With our data all set up, let’s use the SQL CASE statement, and then plot it with the wonderful googleVis package:
al_nl_salary = sqldf("SELECT yearID, AVG(CASE WHEN lgID = 'AL' THEN salary ELSE NULL END) as avg_AL_salary, AVG(CASE WHEN lgID = 'NL' THEN salary ELSE NULL END) as avg_NL_salary FROM salaries_teams GROUP BY 1") ## one-time install install.packages("googleVis") library(googleVis) gvisLineChart(al_nl_salary, xvar = "yearID", yvar = c("avg_AL_salary", "avg_NL_salary"), )
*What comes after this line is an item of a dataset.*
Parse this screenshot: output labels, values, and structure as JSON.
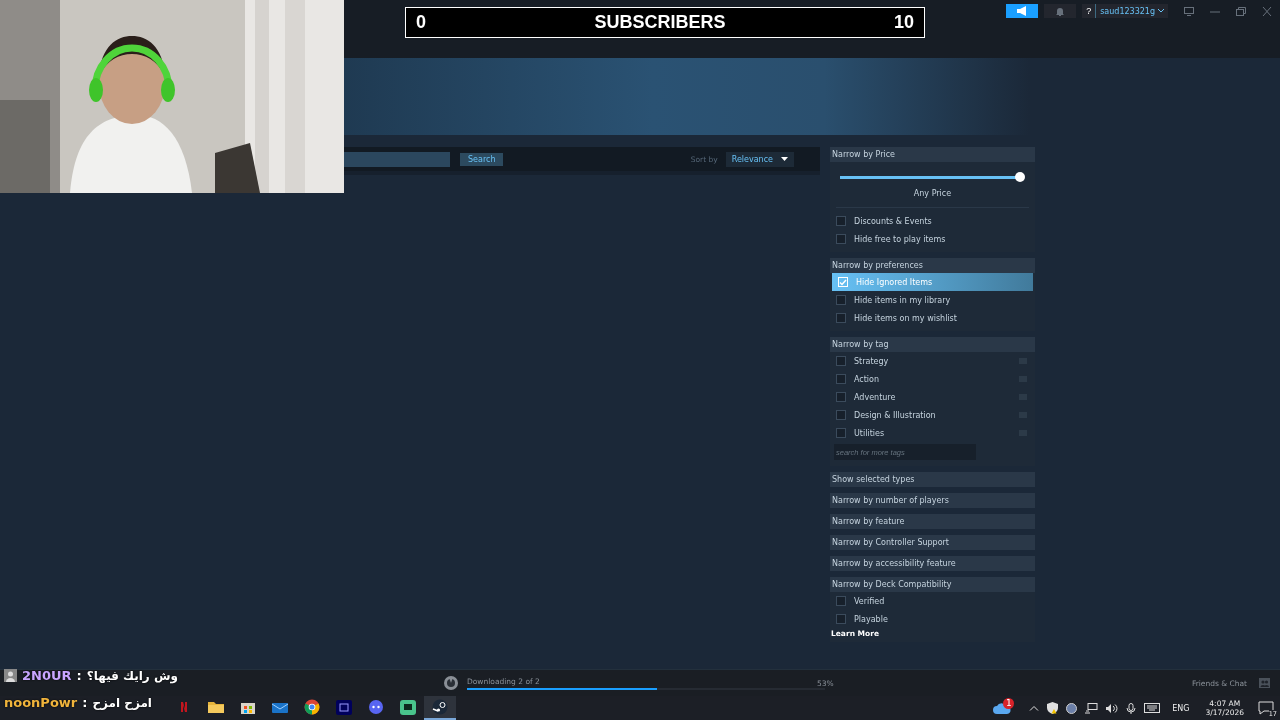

The American League (blue) and National League (red) had been practically trending together from 1985, and after the 2005 season the AL really started running away with it. Baseball fans would guess certain teams like the NY Yankees, Anaheim Angels and Detroit Tigers might be driving that increase.
If you know SQL, and you’re new to R, then use the sqldf package. But as your data sets get larger (200K+ rows) and more complex, you will want to upgrade to more powerful libraries, like dplyr, because sqldf gets pretty slow. If you don’t know SQL, then you can skip this package altogether (but still learn SQL for other reasons).